Health leaders like Grinager and Farchmin started appearing on local radio segments multiple times each week to give updates about the virus and the county's pandemic response. ("It's like having our own Dr. Fauci," said Stephanie Anderson, who runs three Grand Marais hotels.)
While the community was shut down — even more so than many other parts of the state — locals started to craft a plan for the summer. Visit Cook County prepared a social distancing campaign encouraging tourists to stand "one moose apart." CARES Act funding allowed the county to hire a few additional public health employees, who went over individualized safety plans with businesses.
As the county gradually started to reopen in mid-May, several Cook County residents still argued that welcoming visitors was akin to inviting in the virus. In early June, the county sheriff's office believes someone cut down a tree to block tourists from traveling up Hwy. 61. Two days later, Cook County's first COVID-19 case was recorded.
"We knew early on we weren't going to be able to shut down our main economic engine," Grinager said.
"In theory," Farchmin added, "we just needed to keep the tourists from infecting the locals."
The success story
Come end of September, it appeared Cook County managed to do just that, finishing the month with seven total COVID-19 cases among residents. Officials said there was no evidence that any tourist passed the virus to a local throughout the summer, when thousands made road trips to explore the region's woods, trails and lakes.
The low case numbers may be partly because of good timing. Minnesota's recent surge in COVID-19 cases occurred during the North Shore's offseason. Cook County also lacks large facilities like prisons or meatpacking plants that have seen outbreaks in other parts of the state, and its sole care facility has not produced a positive test.
But health officials also credit their local contact tracing efforts, recalling a handful of instances in which they significantly reduced the risk of exposure to the virus because of the speed at which they were able to identify connections. The local tracers, a team of trained part-time workers and volunteers staffed seven days a week, use their knowledge of the community to build trust and avoid delays that may occur in the statewide system.
"It's been a pretty big ontaking," said Grinager, who asked the state for special permission to start handling contact tracing in-house at the end of the summer. "I think there definitely is a strength in knowing who the other players are in the community."

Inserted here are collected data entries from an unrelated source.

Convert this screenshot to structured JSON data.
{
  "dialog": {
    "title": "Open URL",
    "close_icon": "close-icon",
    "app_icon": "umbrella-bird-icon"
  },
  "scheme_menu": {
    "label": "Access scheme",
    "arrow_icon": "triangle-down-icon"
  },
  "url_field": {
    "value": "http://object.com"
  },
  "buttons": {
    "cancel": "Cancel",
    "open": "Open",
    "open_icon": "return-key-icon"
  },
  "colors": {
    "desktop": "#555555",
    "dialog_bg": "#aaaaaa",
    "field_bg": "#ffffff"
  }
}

Retailers, restaurants and hotels worked to help curb the virus' spread, too. Drury Lane Books installed a pickup window for customers who did not want to venture inside. Hungry Hippie Tacos served only takeout all summer. The Shoreline Inn often let rooms air out for a night between guests.

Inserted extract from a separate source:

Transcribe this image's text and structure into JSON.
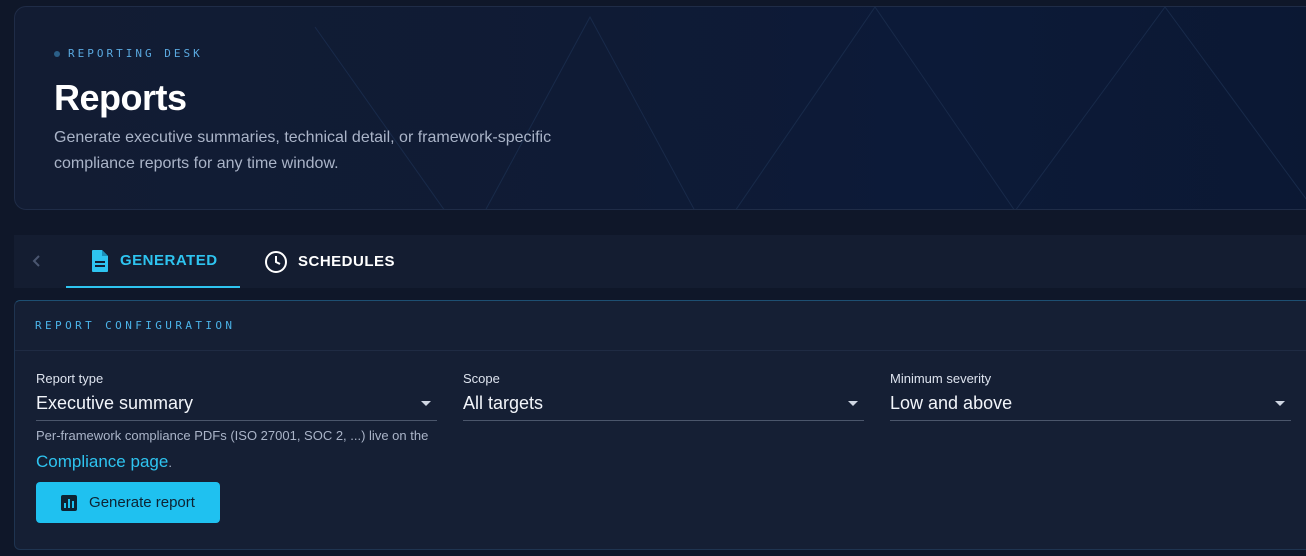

Several Cook County businesses had banner years in 2020, and others said they might have if they weren't missing the international summer workers who could not enter the country because of pandemic restrictions.
Now they have high hopes for a boom in winter business. Some outfitters have sold out of snowshoes and cross-country skis. Abby Tofte, who owns the Big Lake gift shop, said she is buying inventory for January and February for the first time.
After the chaotic summer, Tofte feels comfortable that her COVID-19 protocols — which include large red and green light bulbs her electrician husband rigged near the entry to reflect the small store's capacity — will hold up in the colder months.
"Whatever we've been doing, it works," she said.
But Farchmin is leery winter tourism has the potential to be "a powder keg" for a COVID-19 outbreak. Cook County's North Shore Health Hospital has for weeks been unable to transfer patients to Duluth for special care, such as treatment for a broken bone or heart attack.
"My biggest job right now is to be a wet blanket. If people are wanting to come up here this winter, I say bring a lot of warm clothes," Farchmin said. "Because we don't want you inside."